U.N. conference struggles for consensus

By MICHAEL ASTOR, Associated Press
Published: June 8, 2016, 8:18pm

UNITED NATIONS — No one at the high-level United Nations conference devoted to ending the AIDS epidemic by 2030 denies serious scientific and financial challenges remain, but cultural sensitivities may prove the toughest stumbling block on the way to achieving that goal.

A number of gay and transgender groups were excluded from attending the three-day-long conference that began Wednesday by countries who objected to their presence and nations squabbled over references in a final statement to topics involving gay sex and intravenous drug use.

General Assembly President Mogens Lykketoft conceded that cultural sensitivities complicated negotiations, but hailed the final result, which calls for countries to reduce the number of new HIV infections to below 500,000 a year by 2020, down from 2.1 million in 2015 and bringing the number of annual AIDS-related deaths to under half a million in 2020 from 1.1 million last year.
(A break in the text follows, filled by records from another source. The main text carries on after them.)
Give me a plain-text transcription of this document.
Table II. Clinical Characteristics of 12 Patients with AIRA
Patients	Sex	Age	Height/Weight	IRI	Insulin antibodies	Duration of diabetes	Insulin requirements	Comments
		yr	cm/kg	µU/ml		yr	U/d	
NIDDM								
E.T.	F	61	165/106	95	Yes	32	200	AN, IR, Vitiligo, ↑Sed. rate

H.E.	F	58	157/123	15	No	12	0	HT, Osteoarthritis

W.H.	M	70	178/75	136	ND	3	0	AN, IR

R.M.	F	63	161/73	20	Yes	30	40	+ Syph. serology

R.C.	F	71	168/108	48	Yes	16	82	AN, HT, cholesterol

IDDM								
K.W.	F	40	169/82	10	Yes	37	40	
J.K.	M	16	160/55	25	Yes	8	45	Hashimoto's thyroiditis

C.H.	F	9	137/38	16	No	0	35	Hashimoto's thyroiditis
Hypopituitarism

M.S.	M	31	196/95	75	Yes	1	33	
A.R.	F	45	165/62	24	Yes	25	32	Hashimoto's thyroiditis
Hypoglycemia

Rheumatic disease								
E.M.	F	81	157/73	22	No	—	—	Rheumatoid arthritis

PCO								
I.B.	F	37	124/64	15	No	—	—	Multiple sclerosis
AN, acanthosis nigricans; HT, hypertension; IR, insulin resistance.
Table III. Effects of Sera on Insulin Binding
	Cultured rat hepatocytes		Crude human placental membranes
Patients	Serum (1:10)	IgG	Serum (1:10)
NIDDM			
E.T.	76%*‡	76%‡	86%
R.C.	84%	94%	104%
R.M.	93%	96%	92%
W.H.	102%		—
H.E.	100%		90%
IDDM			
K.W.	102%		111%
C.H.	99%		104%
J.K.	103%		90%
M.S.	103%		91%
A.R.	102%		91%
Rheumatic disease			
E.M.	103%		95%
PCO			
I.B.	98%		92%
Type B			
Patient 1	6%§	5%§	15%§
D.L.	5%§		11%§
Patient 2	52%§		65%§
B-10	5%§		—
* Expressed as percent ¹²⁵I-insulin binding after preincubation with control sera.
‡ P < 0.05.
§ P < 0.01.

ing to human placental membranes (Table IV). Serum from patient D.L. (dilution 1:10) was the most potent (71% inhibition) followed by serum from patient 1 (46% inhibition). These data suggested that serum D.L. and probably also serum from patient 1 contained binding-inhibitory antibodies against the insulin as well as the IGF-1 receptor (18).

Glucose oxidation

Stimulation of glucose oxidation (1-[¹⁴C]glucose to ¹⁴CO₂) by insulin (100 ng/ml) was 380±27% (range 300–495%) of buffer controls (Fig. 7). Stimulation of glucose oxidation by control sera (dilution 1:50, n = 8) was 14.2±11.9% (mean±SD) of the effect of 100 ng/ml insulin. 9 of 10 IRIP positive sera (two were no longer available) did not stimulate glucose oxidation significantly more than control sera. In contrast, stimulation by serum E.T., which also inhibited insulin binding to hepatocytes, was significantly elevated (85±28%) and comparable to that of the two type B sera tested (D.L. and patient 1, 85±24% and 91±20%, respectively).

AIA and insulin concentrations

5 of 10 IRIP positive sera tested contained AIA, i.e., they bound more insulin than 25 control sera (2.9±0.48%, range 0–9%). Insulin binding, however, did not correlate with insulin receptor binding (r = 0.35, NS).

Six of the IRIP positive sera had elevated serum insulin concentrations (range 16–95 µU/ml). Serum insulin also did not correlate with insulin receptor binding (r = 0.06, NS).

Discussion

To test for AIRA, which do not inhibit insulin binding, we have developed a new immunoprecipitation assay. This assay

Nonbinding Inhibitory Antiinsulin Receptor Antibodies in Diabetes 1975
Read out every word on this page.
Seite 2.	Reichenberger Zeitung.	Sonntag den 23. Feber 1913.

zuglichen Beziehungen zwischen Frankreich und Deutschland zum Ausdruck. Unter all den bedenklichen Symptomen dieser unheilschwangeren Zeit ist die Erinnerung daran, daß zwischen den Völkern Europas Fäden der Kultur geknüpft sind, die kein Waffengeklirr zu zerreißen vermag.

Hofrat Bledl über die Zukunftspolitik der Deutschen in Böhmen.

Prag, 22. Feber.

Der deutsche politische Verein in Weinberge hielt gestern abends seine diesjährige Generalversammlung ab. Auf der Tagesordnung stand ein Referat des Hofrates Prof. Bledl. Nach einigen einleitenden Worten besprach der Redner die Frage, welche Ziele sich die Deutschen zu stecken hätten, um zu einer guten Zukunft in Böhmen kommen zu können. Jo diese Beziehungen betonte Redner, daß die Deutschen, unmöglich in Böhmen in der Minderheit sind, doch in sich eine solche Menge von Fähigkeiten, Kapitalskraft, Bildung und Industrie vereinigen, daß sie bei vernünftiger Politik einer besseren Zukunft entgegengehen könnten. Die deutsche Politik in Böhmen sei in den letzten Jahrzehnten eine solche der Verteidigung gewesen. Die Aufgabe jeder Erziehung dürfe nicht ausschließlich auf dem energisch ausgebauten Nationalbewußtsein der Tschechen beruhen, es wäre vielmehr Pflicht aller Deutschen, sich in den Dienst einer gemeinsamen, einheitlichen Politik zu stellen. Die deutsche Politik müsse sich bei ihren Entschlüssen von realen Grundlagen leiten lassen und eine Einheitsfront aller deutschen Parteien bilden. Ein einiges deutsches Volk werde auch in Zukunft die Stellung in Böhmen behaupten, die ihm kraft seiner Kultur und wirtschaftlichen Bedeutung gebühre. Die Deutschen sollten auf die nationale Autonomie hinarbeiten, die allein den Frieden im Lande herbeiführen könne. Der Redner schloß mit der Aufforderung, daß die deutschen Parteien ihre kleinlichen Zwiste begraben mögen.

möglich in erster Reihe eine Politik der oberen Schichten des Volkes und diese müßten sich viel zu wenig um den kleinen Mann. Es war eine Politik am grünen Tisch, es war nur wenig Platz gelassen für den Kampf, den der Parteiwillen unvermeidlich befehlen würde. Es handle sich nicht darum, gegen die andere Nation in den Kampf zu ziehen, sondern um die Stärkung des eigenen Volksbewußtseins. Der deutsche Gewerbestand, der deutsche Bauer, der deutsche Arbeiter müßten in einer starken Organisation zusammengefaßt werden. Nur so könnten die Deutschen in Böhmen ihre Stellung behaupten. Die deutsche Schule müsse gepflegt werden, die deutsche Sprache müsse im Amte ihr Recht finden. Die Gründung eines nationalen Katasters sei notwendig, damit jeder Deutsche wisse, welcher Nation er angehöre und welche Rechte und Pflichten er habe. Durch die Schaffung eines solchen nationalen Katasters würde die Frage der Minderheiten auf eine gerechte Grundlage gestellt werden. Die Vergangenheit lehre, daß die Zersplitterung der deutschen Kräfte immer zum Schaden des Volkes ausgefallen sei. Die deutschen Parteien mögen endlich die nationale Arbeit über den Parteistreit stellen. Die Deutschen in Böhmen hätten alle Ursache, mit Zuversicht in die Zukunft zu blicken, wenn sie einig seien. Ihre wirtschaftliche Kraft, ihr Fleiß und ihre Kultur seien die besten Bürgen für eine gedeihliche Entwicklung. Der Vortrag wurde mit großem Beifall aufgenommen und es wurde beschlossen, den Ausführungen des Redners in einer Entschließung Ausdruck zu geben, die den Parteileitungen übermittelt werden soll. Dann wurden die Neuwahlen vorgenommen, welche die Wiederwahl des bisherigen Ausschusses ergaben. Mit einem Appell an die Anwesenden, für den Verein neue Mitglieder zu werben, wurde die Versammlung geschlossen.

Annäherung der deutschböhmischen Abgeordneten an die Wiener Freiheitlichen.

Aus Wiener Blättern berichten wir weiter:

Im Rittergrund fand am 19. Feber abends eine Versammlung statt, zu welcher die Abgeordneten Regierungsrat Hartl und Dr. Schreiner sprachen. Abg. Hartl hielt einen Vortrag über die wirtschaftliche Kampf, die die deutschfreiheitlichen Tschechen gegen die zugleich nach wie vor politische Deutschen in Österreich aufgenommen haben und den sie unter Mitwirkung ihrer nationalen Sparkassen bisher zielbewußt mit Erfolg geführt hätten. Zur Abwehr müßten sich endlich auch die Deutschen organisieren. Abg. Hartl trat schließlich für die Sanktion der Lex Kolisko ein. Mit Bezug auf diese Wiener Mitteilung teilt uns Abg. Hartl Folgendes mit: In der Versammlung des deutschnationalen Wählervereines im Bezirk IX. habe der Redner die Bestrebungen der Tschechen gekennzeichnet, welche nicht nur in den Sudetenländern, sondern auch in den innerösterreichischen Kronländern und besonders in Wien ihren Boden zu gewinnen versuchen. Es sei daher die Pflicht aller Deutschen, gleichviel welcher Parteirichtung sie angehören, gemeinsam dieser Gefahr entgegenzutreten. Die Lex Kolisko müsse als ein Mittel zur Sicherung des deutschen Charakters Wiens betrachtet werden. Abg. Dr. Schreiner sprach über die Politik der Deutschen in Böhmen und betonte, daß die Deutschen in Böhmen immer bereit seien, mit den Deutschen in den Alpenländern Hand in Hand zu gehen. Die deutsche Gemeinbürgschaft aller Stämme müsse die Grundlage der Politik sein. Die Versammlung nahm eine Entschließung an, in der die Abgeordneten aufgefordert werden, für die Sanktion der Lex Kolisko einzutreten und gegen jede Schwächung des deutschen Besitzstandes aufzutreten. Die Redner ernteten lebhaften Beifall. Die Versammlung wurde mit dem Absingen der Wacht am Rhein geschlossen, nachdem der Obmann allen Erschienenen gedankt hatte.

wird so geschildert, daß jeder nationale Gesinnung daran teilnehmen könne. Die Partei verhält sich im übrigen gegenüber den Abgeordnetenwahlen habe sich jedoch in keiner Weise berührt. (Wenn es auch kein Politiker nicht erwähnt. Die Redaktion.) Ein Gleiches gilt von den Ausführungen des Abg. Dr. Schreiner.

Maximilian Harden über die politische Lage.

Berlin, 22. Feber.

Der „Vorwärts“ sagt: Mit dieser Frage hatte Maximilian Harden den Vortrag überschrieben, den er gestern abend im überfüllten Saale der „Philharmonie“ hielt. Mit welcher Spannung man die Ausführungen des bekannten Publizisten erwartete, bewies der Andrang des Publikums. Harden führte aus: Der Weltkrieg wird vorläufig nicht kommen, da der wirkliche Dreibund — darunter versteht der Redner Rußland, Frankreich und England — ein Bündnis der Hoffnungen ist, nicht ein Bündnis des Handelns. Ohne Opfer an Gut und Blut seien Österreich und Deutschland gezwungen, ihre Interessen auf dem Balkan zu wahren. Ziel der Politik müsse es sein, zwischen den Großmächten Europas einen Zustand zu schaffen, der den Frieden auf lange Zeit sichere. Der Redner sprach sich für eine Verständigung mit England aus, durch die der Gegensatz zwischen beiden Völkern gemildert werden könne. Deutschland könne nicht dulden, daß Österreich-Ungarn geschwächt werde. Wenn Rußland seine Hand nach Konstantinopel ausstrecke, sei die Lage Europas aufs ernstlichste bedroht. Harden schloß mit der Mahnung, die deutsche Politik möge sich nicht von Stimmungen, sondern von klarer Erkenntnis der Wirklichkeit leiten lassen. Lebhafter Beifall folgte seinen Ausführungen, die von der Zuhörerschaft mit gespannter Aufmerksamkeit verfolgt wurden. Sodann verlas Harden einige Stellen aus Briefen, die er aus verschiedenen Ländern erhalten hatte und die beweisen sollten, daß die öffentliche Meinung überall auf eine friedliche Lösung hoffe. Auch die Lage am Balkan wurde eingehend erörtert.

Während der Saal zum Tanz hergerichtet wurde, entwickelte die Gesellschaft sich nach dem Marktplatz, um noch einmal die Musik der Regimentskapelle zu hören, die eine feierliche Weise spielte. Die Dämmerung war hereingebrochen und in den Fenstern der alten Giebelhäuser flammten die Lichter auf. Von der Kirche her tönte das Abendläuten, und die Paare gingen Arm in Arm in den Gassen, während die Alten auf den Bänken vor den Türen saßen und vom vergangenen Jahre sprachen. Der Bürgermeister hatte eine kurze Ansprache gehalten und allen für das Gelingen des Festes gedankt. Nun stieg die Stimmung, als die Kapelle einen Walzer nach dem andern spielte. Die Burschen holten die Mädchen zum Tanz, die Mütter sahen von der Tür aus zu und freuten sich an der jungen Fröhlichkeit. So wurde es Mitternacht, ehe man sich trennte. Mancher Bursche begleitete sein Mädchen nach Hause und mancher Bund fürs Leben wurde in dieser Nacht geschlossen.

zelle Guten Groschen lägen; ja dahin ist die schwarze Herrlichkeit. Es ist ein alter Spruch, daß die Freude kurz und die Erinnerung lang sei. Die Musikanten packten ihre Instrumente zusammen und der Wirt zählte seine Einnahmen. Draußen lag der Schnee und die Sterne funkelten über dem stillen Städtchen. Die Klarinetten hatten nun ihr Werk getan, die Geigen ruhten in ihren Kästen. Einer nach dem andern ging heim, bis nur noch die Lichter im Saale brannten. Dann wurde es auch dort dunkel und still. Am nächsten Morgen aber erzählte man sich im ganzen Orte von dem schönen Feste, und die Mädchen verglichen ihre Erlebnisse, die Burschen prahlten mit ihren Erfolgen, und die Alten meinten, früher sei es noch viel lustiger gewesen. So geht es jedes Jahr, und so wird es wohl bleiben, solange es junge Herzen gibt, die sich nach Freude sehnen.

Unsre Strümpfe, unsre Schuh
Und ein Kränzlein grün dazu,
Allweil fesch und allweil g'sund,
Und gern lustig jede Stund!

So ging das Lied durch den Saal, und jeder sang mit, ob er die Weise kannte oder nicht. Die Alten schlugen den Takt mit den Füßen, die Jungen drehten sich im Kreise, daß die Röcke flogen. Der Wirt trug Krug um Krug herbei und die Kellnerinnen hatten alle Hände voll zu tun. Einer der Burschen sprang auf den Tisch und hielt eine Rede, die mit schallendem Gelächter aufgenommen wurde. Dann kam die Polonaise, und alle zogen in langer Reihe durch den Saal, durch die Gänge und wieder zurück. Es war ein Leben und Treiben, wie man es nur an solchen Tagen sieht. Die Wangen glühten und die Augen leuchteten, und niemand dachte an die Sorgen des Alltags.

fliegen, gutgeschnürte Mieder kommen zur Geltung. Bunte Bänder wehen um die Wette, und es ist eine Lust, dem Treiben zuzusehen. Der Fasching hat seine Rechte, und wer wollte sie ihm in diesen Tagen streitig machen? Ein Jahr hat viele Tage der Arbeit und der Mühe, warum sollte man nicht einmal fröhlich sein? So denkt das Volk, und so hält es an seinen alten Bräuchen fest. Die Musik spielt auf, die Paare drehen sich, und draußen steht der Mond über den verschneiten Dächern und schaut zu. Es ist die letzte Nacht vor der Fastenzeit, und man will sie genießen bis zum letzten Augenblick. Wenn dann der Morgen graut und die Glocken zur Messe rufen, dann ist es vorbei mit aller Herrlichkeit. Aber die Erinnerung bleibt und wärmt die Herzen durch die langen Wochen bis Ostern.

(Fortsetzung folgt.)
“It’s obvious that cultural sensitivities have played a very big role in all the difficulties we have met during this process and of course many of us hope that at the end, the evidence we have of what works, the evidence we have on the necessity to integrate all key populations in the efforts against this epidemic will prevail, but there are different opinions, there are limitations for how long we can come with a consensus in the whole U.N. family,” Lykketoft said.

Matthew Kavanagh, senior policy analyst for the anti-AIDS group HealthGap, said he applauded the so-called 90-90-90 treatment target for 2020 whereby 90 percent of people infected with the disease know their HIV status, 90 percent of those who know they are infected are accessing treatment and 90 percent of those receiving treatment have suppressed viral loads.

But Kavanagh said he was disheartened over efforts by countries like Russia, Iran, Poland and several Gulf states, who managed to strip language from an earlier draft of the conference’s declaration that would have called for the decriminalization of homosexuality and drug use and urging they be treated instead as human rights issues.

“So there’s one reality that bold targets have been set,” Kavanagh said. “Then there’s this other reality that we will never reach those targets so long as critical populations, like men who have sex with men, are criminalized and stigmatized, because when they are they can’t and won’t access treatment.”

Michel Sidibe, executive director of UNAIDS, recognized the complexity of the issue but added that he felt the declaration was something to be proud of.

“I think anything linked to sexuality is very complex. … It’s not easy to deal with a political declaration when you’re talking about HIV/AIDS. You’re confronting different societies, different opinions,” Sidibe said.